Biá, uma psicanalista já reformada e apaixonada por livros, aborda a jovem jornalista Olívia, que está devastada por uma perda recente, com uma pergunta agitadora: «O que perdeu que a entristeça tanto?» Olívia, sentada à mesa, aceita a inesperada provocação, bem como o carinho e o interesse daquela mulher, afinal apenas uma estranha, desencadeando-se uma sucessão de encontros marcados por uma galopante intimidade entre as duas mulheres, que aos poucos vão revelando as suas histórias. «A nossa amizade começou assim, enquanto nos afogávamos», relata Olívia.

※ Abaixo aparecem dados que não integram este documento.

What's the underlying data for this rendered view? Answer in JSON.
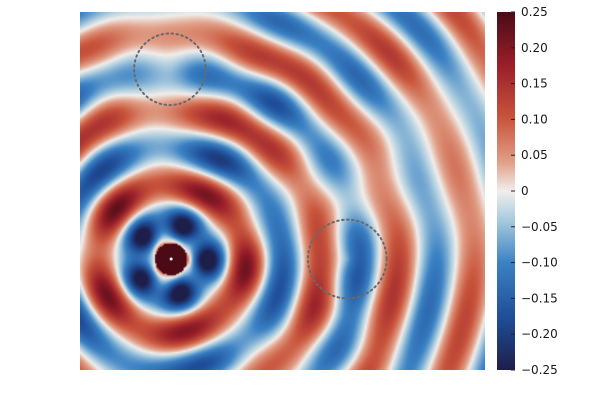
{
  "chart_data": {
    "type": "heatmap",
    "title": "",
    "xlabel": "",
    "ylabel": "",
    "colormap": "balance (dark blue → white → dark red)",
    "colors": {
      "low": "#1d1e4a",
      "mid_low": "#1f63b0",
      "light_low": "#a9cbde",
      "zero": "#f1eeec",
      "light_high": "#e1a088",
      "mid_high": "#b52a2a",
      "high": "#4a0b17"
    },
    "colorbar": {
      "min": -0.25,
      "max": 0.25,
      "ticks": [
        {
          "value": 0.25,
          "label": "0.25"
        },
        {
          "value": 0.2,
          "label": "0.20"
        },
        {
          "value": 0.15,
          "label": "0.15"
        },
        {
          "value": 0.1,
          "label": "0.10"
        },
        {
          "value": 0.05,
          "label": "0.05"
        },
        {
          "value": 0.0,
          "label": "0"
        },
        {
          "value": -0.05,
          "label": "−0.05"
        },
        {
          "value": -0.1,
          "label": "−0.10"
        },
        {
          "value": -0.15,
          "label": "−0.15"
        },
        {
          "value": -0.2,
          "label": "−0.20"
        },
        {
          "value": -0.25,
          "label": "−0.25"
        }
      ]
    },
    "source_point": {
      "x": 0.225,
      "y": 0.31
    },
    "scatterers": [
      {
        "name": "upper",
        "cx": 0.222,
        "cy": 0.84,
        "r": 0.1
      },
      {
        "name": "right",
        "cx": 0.66,
        "cy": 0.31,
        "r": 0.11
      }
    ],
    "grid": false,
    "legend": "colorbar-right"
  }
}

Com uma sensível alternância de vozes, à força narrativa, objetiva e linear de Olívia contrapõem-se as anotações esparsas e sarcásticas de Biá, cujos fragmentos de uma memória já gasta e pouco confiável conduzem a um ponto de viragem na história, para revelar ao leitor eventos que marcaram o passado dilacerante de cada uma, sublinhando a subtil ligação entre as diferentes formas de abandono sofridas, e perpetradas, pelas duas amigas.
Depois do estrondoso sucesso de Tudo É Rio — em adaptação para cinema —, que fez de Carla Madeira a autora mais lida no Brasil, A Natureza da Mordida sublinha o estatuto cimeiro da escritora e a sua capacidade admirável para fazer com que as personagens saltem do papel.